WASHINGTON – The Conservatives’ Conservative majority appeared on Monday looking for a narrow way to decide in favor of a former high school football coach who lost his job to pray at the 50-yard line after his team’s games.

The task was complicated by factual disputes about the coach, Joseph A. Kennedy’s behavior, and the changing reasons given by the school district in Bremerton, Washington, to discipline him.

According to Paul D. Clement, one of Mr. Kennedy’s lawyers, his client had sought to pray only a short, silent and lonely prayer of thanks after his team’s matches. Previous episodes, including prayers in the locker room, were not relevant, Mr. Clement.

Richard B. Katskee, an attorney for the Bremerton School District, said the school was entitled to require its staff to refrain from public prayer if students were likely to feel compelled to attend.

He was challenged by some of the more conservative judges, who said the district had initially argued that it could stop Mr. Kennedy from praying for another reason: that the school would be perceived as supporting religion by allowing it. They suggested that the fear of coercion was a rationalization afterwards.

Judges across the ideological spectrum peppered the lawyers with hypothetical questions. Chief Justice John G. Roberts Jr. asked if Mr. Kennedy could have prayed aloud while standing with outstretched arms. Judge Samuel A. Alito Jr. asked if Mr. Kennedy would have been disciplined to protest the invasion of Ukraine, climate change or racial injustice.

The content of the hearing by the conservative members of the court was not surprising, as four of them had issued a statement questioning a preliminary ruling in favor of U.S. Court of Appeals officials for the Ninth Circuit in San Francisco.

“Ninth Circuit’s understanding of elementary school teachers’ freedom of speech is worrying and may justify a revision in the future,” Judge Alito wrote at the time. He was joined by Judges Neil M. Gorsuch, Brett M. Kavanaugh and Clarence Thomas.

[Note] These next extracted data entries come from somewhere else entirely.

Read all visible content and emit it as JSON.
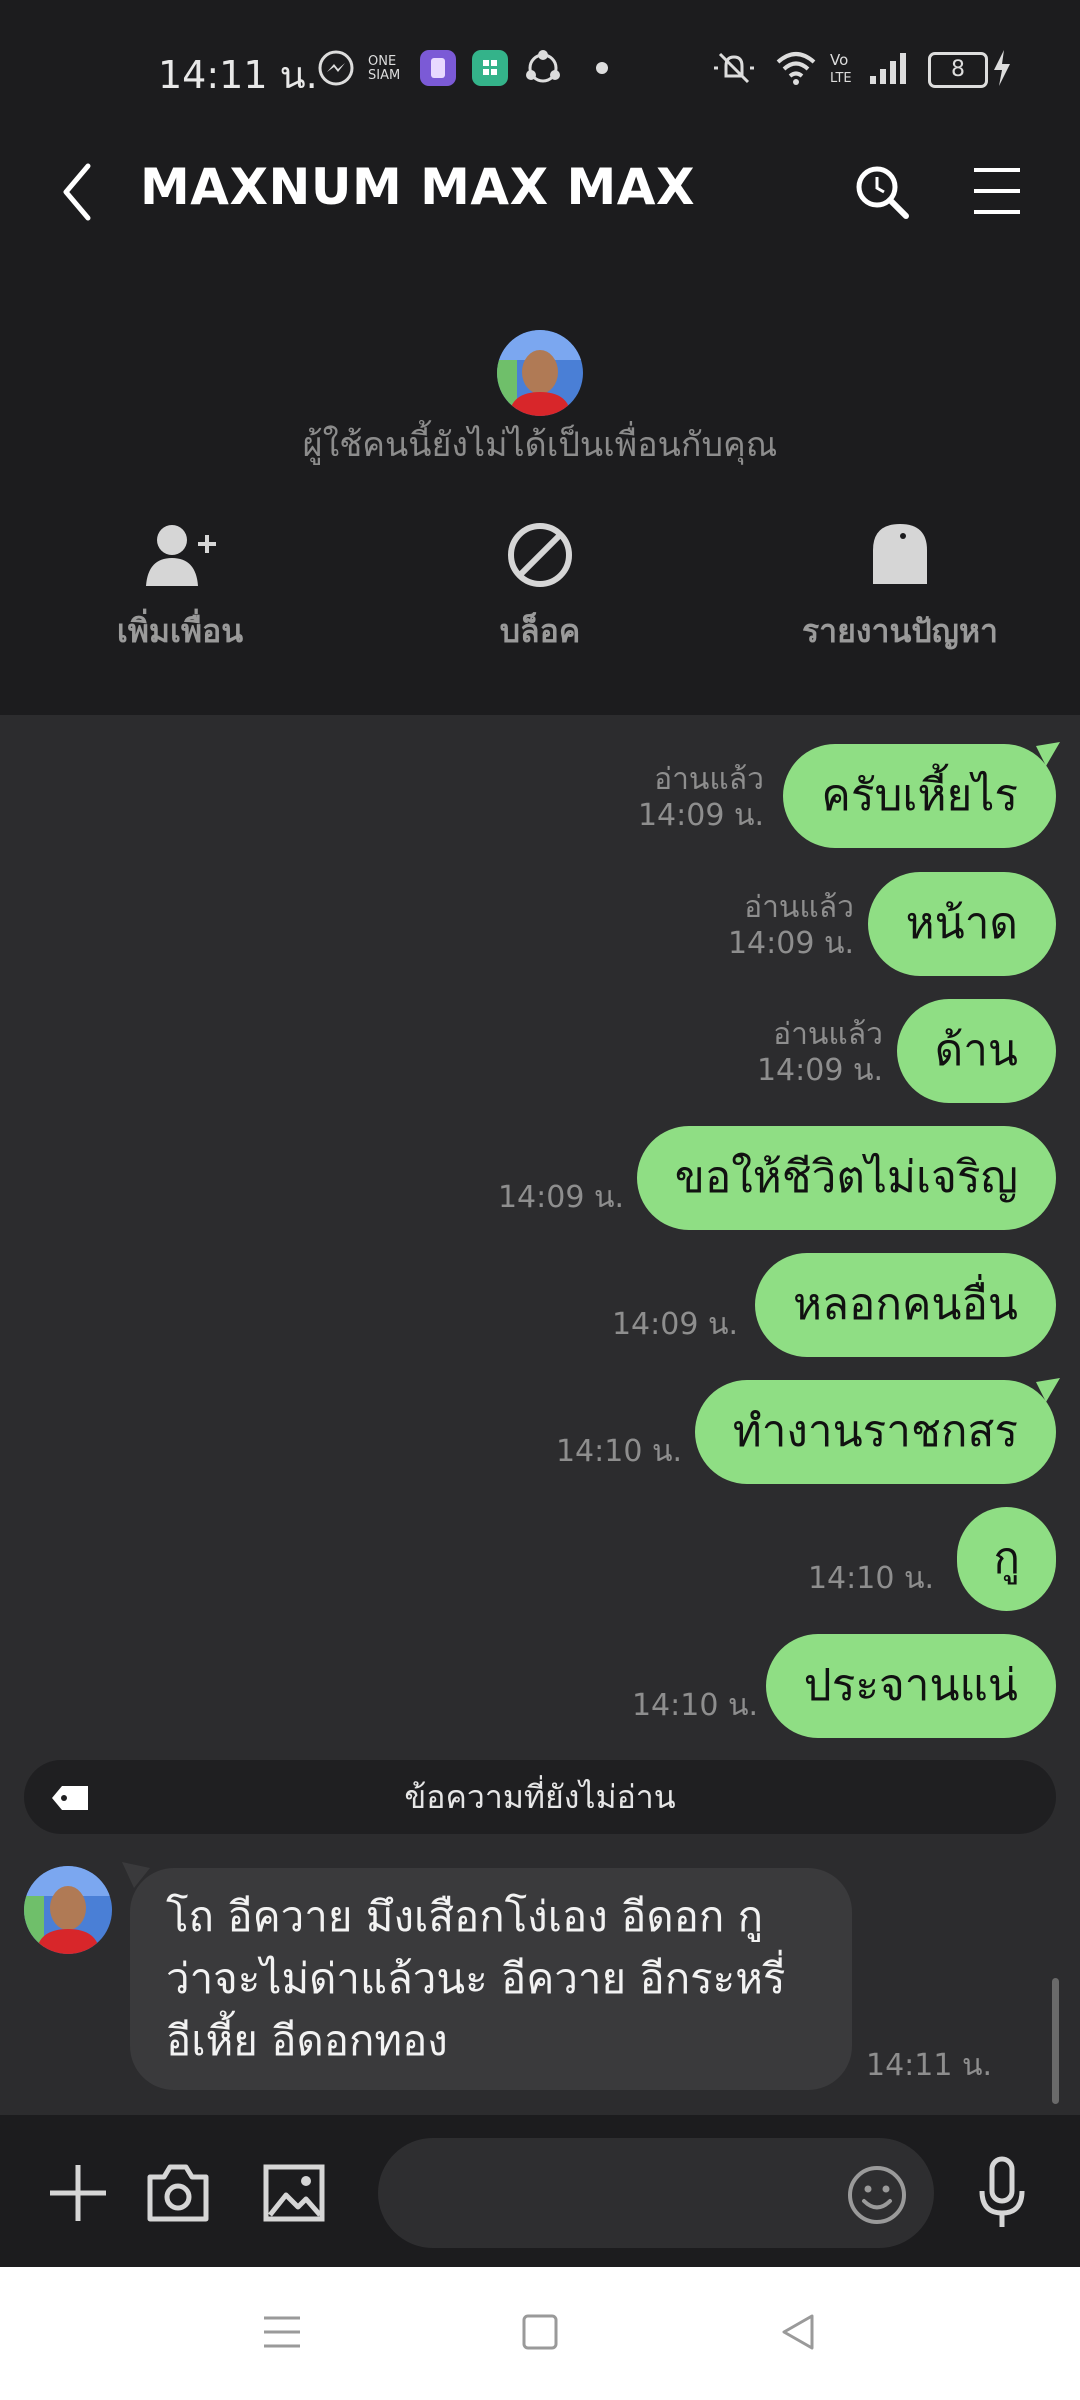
{
  "status_bar": {
    "time": "14:11 น.",
    "battery": "8",
    "icons": [
      "messenger-icon",
      "onesiam-icon",
      "app-icon",
      "app-icon",
      "share-icon",
      "dot-icon",
      "mute-icon",
      "wifi-icon",
      "volte-icon",
      "signal-icon",
      "battery-icon",
      "charging-icon"
    ]
  },
  "header": {
    "title": "MAXNUM MAX MAX"
  },
  "profile": {
    "not_friend_text": "ผู้ใช้คนนี้ยังไม่ได้เป็นเพื่อนกับคุณ",
    "actions": [
      {
        "label": "เพิ่มเพื่อน",
        "icon": "add-friend-icon"
      },
      {
        "label": "บล็อค",
        "icon": "block-icon"
      },
      {
        "label": "รายงานปัญหา",
        "icon": "report-icon"
      }
    ]
  },
  "messages": [
    {
      "text": "ครับเหี้ยไร",
      "read": "อ่านแล้ว",
      "time": "14:09 น."
    },
    {
      "text": "หน้าด",
      "read": "อ่านแล้ว",
      "time": "14:09 น."
    },
    {
      "text": "ด้าน",
      "read": "อ่านแล้ว",
      "time": "14:09 น."
    },
    {
      "text": "ขอให้ชีวิตไม่เจริญ",
      "read": "",
      "time": "14:09 น."
    },
    {
      "text": "หลอกคนอื่น",
      "read": "",
      "time": "14:09 น."
    },
    {
      "text": "ทำงานราชกสร",
      "read": "",
      "time": "14:10 น."
    },
    {
      "text": "กู",
      "read": "",
      "time": "14:10 น."
    },
    {
      "text": "ประจานแน่",
      "read": "",
      "time": "14:10 น."
    }
  ],
  "unread_divider": "ข้อความที่ยังไม่อ่าน",
  "incoming": {
    "line1": "โถ อีควาย มึงเสือกโง่เอง อีดอก กู",
    "line2": "ว่าจะไม่ด่าแล้วนะ อีควาย อีกระหรี่",
    "line3": "อีเหี้ย อีดอกทอง",
    "time": "14:11 น."
  },
  "colors": {
    "background": "#1c1c1e",
    "chat_background": "#2c2c2e",
    "outgoing_bubble": "#8fde84",
    "incoming_bubble": "#3a3a3c"
  }
}
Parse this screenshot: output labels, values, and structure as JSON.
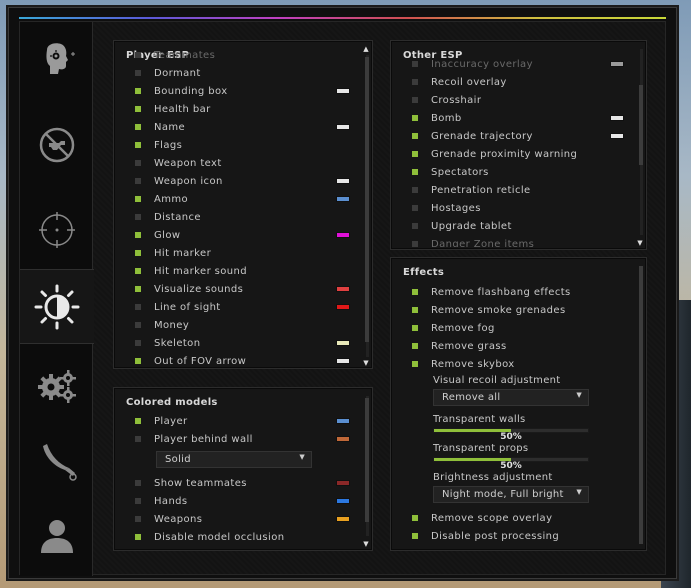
{
  "tabs": [
    {
      "icon": "crosshair-head-icon"
    },
    {
      "icon": "no-symbol-icon"
    },
    {
      "icon": "crosshair-icon"
    },
    {
      "icon": "brightness-icon"
    },
    {
      "icon": "gears-icon"
    },
    {
      "icon": "knife-icon"
    },
    {
      "icon": "user-icon"
    }
  ],
  "player_esp": {
    "title": "Player ESP",
    "items": [
      {
        "label": "Teammates",
        "on": false,
        "color": null,
        "faded": true
      },
      {
        "label": "Dormant",
        "on": false,
        "color": null
      },
      {
        "label": "Bounding box",
        "on": true,
        "color": "#e6e6e6"
      },
      {
        "label": "Health bar",
        "on": true,
        "color": null
      },
      {
        "label": "Name",
        "on": true,
        "color": "#e6e6e6"
      },
      {
        "label": "Flags",
        "on": true,
        "color": null
      },
      {
        "label": "Weapon text",
        "on": false,
        "color": null
      },
      {
        "label": "Weapon icon",
        "on": false,
        "color": "#e6e6e6"
      },
      {
        "label": "Ammo",
        "on": true,
        "color": "#5b8fd0"
      },
      {
        "label": "Distance",
        "on": false,
        "color": null
      },
      {
        "label": "Glow",
        "on": true,
        "color": "#e010d8"
      },
      {
        "label": "Hit marker",
        "on": true,
        "color": null
      },
      {
        "label": "Hit marker sound",
        "on": true,
        "color": null
      },
      {
        "label": "Visualize sounds",
        "on": true,
        "color": "#e04040"
      },
      {
        "label": "Line of sight",
        "on": false,
        "color": "#e01818"
      },
      {
        "label": "Money",
        "on": false,
        "color": null
      },
      {
        "label": "Skeleton",
        "on": false,
        "color": "#e8e8b8"
      },
      {
        "label": "Out of FOV arrow",
        "on": true,
        "color": "#e6e6e6"
      }
    ]
  },
  "colored_models": {
    "title": "Colored models",
    "items": [
      {
        "label": "Player",
        "on": true,
        "color": "#5b8fd0"
      },
      {
        "label": "Player behind wall",
        "on": false,
        "color": "#c06838"
      }
    ],
    "material_select": "Solid",
    "items2": [
      {
        "label": "Show teammates",
        "on": false,
        "color": "#8a2828"
      },
      {
        "label": "Hands",
        "on": false,
        "color": "#2c78e0"
      },
      {
        "label": "Weapons",
        "on": false,
        "color": "#e8a020"
      },
      {
        "label": "Disable model occlusion",
        "on": true,
        "color": null
      }
    ]
  },
  "other_esp": {
    "title": "Other ESP",
    "items": [
      {
        "label": "Inaccuracy overlay",
        "on": false,
        "color": "#9a9a9a",
        "faded": true
      },
      {
        "label": "Recoil overlay",
        "on": false,
        "color": null
      },
      {
        "label": "Crosshair",
        "on": false,
        "color": null
      },
      {
        "label": "Bomb",
        "on": true,
        "color": "#e6e6e6"
      },
      {
        "label": "Grenade trajectory",
        "on": true,
        "color": "#e6e6e6"
      },
      {
        "label": "Grenade proximity warning",
        "on": true,
        "color": null
      },
      {
        "label": "Spectators",
        "on": true,
        "color": null
      },
      {
        "label": "Penetration reticle",
        "on": false,
        "color": null
      },
      {
        "label": "Hostages",
        "on": false,
        "color": null
      },
      {
        "label": "Upgrade tablet",
        "on": false,
        "color": null
      },
      {
        "label": "Danger Zone items",
        "on": false,
        "color": null,
        "faded": true
      }
    ]
  },
  "effects": {
    "title": "Effects",
    "items": [
      {
        "label": "Remove flashbang effects",
        "on": true
      },
      {
        "label": "Remove smoke grenades",
        "on": true
      },
      {
        "label": "Remove fog",
        "on": true
      },
      {
        "label": "Remove grass",
        "on": true
      },
      {
        "label": "Remove skybox",
        "on": true
      }
    ],
    "visual_recoil_label": "Visual recoil adjustment",
    "visual_recoil_value": "Remove all",
    "transparent_walls_label": "Transparent walls",
    "transparent_walls_value": "50%",
    "transparent_walls_level": 0.5,
    "transparent_props_label": "Transparent props",
    "transparent_props_value": "50%",
    "transparent_props_level": 0.5,
    "brightness_label": "Brightness adjustment",
    "brightness_value": "Night mode, Full bright",
    "items2": [
      {
        "label": "Remove scope overlay",
        "on": true
      },
      {
        "label": "Disable post processing",
        "on": true
      }
    ]
  }
}
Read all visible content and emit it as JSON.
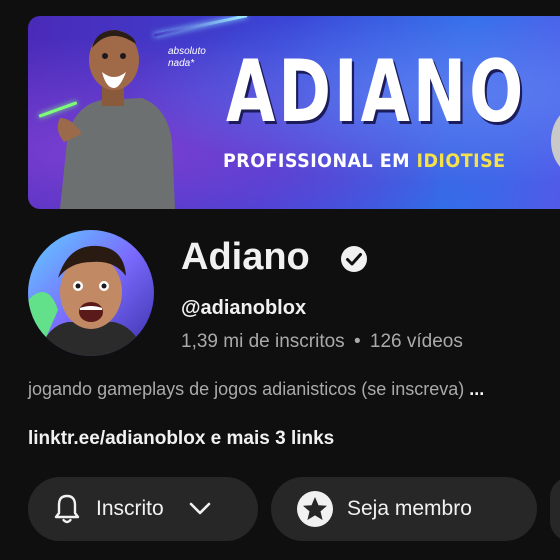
{
  "banner": {
    "tagline": "absoluto nada*",
    "title": "ADIANO",
    "subtitle_main": "PROFISSIONAL EM ",
    "subtitle_highlight": "IDIOTISE"
  },
  "channel": {
    "name": "Adiano",
    "handle": "@adianoblox",
    "subscribers": "1,39 mi de inscritos",
    "separator": "•",
    "videos": "126 vídeos",
    "description": "jogando gameplays de jogos adianisticos (se inscreva) ",
    "description_more": "...",
    "link": "linktr.ee/adianoblox",
    "links_more": " e mais 3 links"
  },
  "buttons": {
    "subscribed_label": "Inscrito",
    "member_label": "Seja membro"
  },
  "icons": {
    "verified": "check-circle-icon",
    "bell": "bell-icon",
    "chevron": "chevron-down-icon",
    "star": "star-badge-icon"
  },
  "colors": {
    "background": "#0f0f0f",
    "button_bg": "#272727",
    "secondary_text": "#aaaaaa",
    "highlight_yellow": "#f5e14a"
  }
}
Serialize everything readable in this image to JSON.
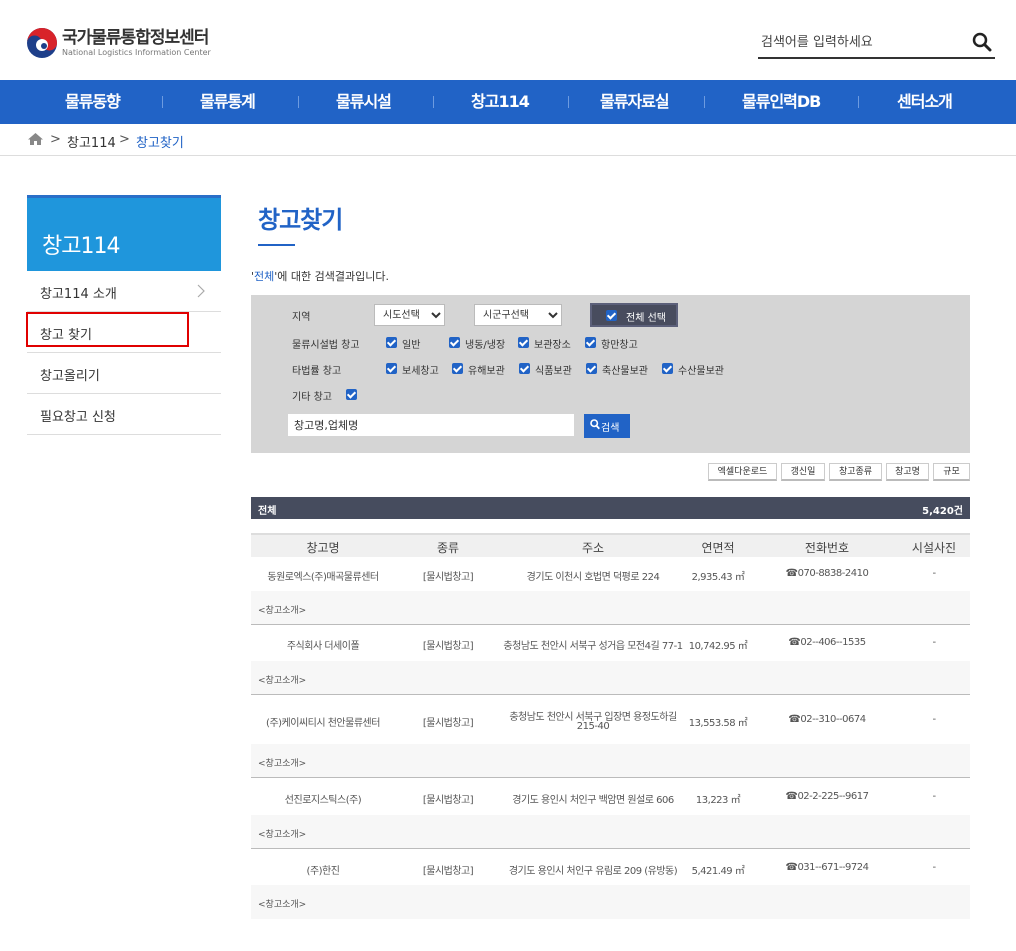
{
  "header": {
    "logo_ko": "국가물류통합정보센터",
    "logo_en": "National Logistics Information Center",
    "search_placeholder": "검색어를 입력하세요"
  },
  "gnb": [
    "물류동향",
    "물류통계",
    "물류시설",
    "창고114",
    "물류자료실",
    "물류인력DB",
    "센터소개"
  ],
  "breadcrumb": {
    "sep": ">",
    "items": [
      "창고114",
      "창고찾기"
    ]
  },
  "lnb": {
    "title": "창고114",
    "items": [
      "창고114 소개",
      "창고 찾기",
      "창고올리기",
      "필요창고 신청"
    ]
  },
  "page": {
    "title": "창고찾기",
    "result_prefix": "'",
    "result_keyword": "전체",
    "result_suffix": "'에 대한 검색결과입니다."
  },
  "filter": {
    "region_label": "지역",
    "sido": "시도선택",
    "sigungu": "시군구선택",
    "all_select": "전체 선택",
    "law_label": "물류시설법 창고",
    "law_items": [
      "일반",
      "냉동/냉장",
      "보관장소",
      "항만창고"
    ],
    "other_label": "타법률 창고",
    "other_items": [
      "보세창고",
      "유해보관",
      "식품보관",
      "축산물보관",
      "수산물보관"
    ],
    "etc_label": "기타 창고",
    "name_placeholder": "창고명,업체명",
    "search_btn": "검색"
  },
  "sort_buttons": [
    "엑셀다운로드",
    "갱신일",
    "창고종류",
    "창고명",
    "규모"
  ],
  "total": {
    "label": "전체",
    "count": "5,420건"
  },
  "table": {
    "headers": [
      "창고명",
      "종류",
      "주소",
      "연면적",
      "전화번호",
      "시설사진"
    ],
    "intro_label": "<창고소개>",
    "rows": [
      {
        "name": "동원로엑스(주)매곡물류센터",
        "type": "[물시법창고]",
        "addr": "경기도 이천시 호법면 덕평로 224",
        "addr2": "",
        "area": "2,935.43 ㎡",
        "tel": "☎070-8838-2410",
        "photo": "-"
      },
      {
        "name": "주식회사 더세이폴",
        "type": "[물시법창고]",
        "addr": "충청남도 천안시 서북구 성거읍 모전4길 77-1",
        "addr2": "",
        "area": "10,742.95 ㎡",
        "tel": "☎02--406--1535",
        "photo": "-"
      },
      {
        "name": "(주)케이씨티시 천안물류센터",
        "type": "[물시법창고]",
        "addr": "충청남도 천안시 서북구 입장면 용정도하길",
        "addr2": "215-40",
        "area": "13,553.58 ㎡",
        "tel": "☎02--310--0674",
        "photo": "-"
      },
      {
        "name": "선진로지스틱스(주)",
        "type": "[물시법창고]",
        "addr": "경기도 용인시 처인구 백암면 원설로 606",
        "addr2": "",
        "area": "13,223 ㎡",
        "tel": "☎02-2-225--9617",
        "photo": "-"
      },
      {
        "name": "(주)한진",
        "type": "[물시법창고]",
        "addr": "경기도 용인시 처인구 유림로 209 (유방동)",
        "addr2": "",
        "area": "5,421.49 ㎡",
        "tel": "☎031--671--9724",
        "photo": "-"
      }
    ]
  },
  "colors": {
    "brand_blue": "#2163c6",
    "lnb_blue": "#1f96dc",
    "highlight_red": "#e00000",
    "total_bar": "#464c5e"
  }
}
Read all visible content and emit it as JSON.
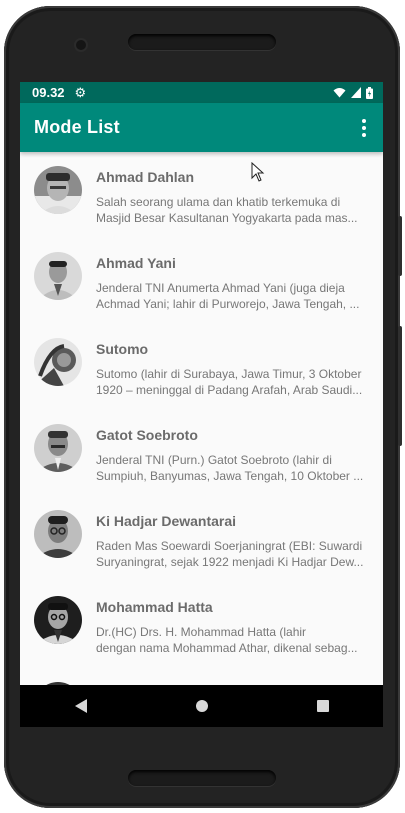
{
  "statusbar": {
    "time": "09.32",
    "icons": [
      "settings-gear-icon",
      "wifi-icon",
      "signal-icon",
      "battery-icon"
    ]
  },
  "appbar": {
    "title": "Mode List",
    "menu_icon": "more-vertical-icon"
  },
  "items": [
    {
      "name": "Ahmad Dahlan",
      "line1": "Salah seorang ulama dan khatib terkemuka di",
      "line2": "Masjid Besar Kasultanan Yogyakarta pada mas..."
    },
    {
      "name": "Ahmad Yani",
      "line1": "Jenderal TNI Anumerta Ahmad Yani (juga dieja",
      "line2": "Achmad Yani; lahir di Purworejo, Jawa Tengah, ..."
    },
    {
      "name": "Sutomo",
      "line1": "Sutomo (lahir di Surabaya, Jawa Timur, 3 Oktober",
      "line2": "1920 – meninggal di Padang Arafah, Arab Saudi..."
    },
    {
      "name": "Gatot Soebroto",
      "line1": "Jenderal TNI (Purn.) Gatot Soebroto (lahir di",
      "line2": "Sumpiuh, Banyumas, Jawa Tengah, 10 Oktober ..."
    },
    {
      "name": "Ki Hadjar Dewantarai",
      "line1": "Raden Mas Soewardi Soerjaningrat (EBI: Suwardi",
      "line2": "Suryaningrat, sejak 1922 menjadi Ki Hadjar Dew..."
    },
    {
      "name": "Mohammad Hatta",
      "line1": "Dr.(HC) Drs. H. Mohammad Hatta (lahir",
      "line2": "dengan nama Mohammad Athar, dikenal sebag..."
    }
  ],
  "navbar": {
    "buttons": [
      "back-icon",
      "home-icon",
      "recents-icon"
    ]
  },
  "colors": {
    "status_bar": "#00695c",
    "app_bar": "#00897b",
    "list_bg": "#fafafa",
    "title_text": "#6b6b6b",
    "desc_text": "#777777"
  }
}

“Perhaps most worrying about the meaning of the Ninth Circuit,” Judge Alito added, “is language that can be understood as meaning that a coach’s duty to serve as a good role model requires the coach to refrain from any manifestation of religious believe – even when the coach is clearly not on guard. “

After further cases, a unanimous three panel of judges from the Ninth Circuit again sentenced Mr. Kennedy and said school officials were entitled to ban his public prayers to avoid a potential violation of the First Amendment’s ban on state establishment of religion.

The full ninth district refused to hear the case again due to objections from 11 judges. The two sides strongly disagreed on how to characterize Mr. Kennedy’s actions.

Judge Milan D. Smith Jr., the author of the panel’s statement, wrote that “Kennedy made it his mission to merge religion with football.”

“He led the team in prayer in the locker room before each game, and some players also began to join him in his post-match prayer, where his practice eventually evolved to include full-blown religious speeches and prayers with players from both teams after the match, performed while the players were still on the field and while fans remained in the stands, ”wrote referee Smith.

In response, Judge Diarmuid F. O’Scannlain said the panel’s statement had things backwards. “It is axiomatic that teachers do not ‘throw away’ their first protection of change ‘at the school gate’,” he wrote, quoting a 1969 Supreme Court ruling. speech by a primary school teacher or coach while on the clock and within earshot of others is subject to plenary control by the government. “

On Monday, Judge Stephen G. Breyer said the case of Kennedy v. Bremerton School District, Nos. 21-418, presents unusual challenges. “This may be a matter of facts and not really much of the law,” he said.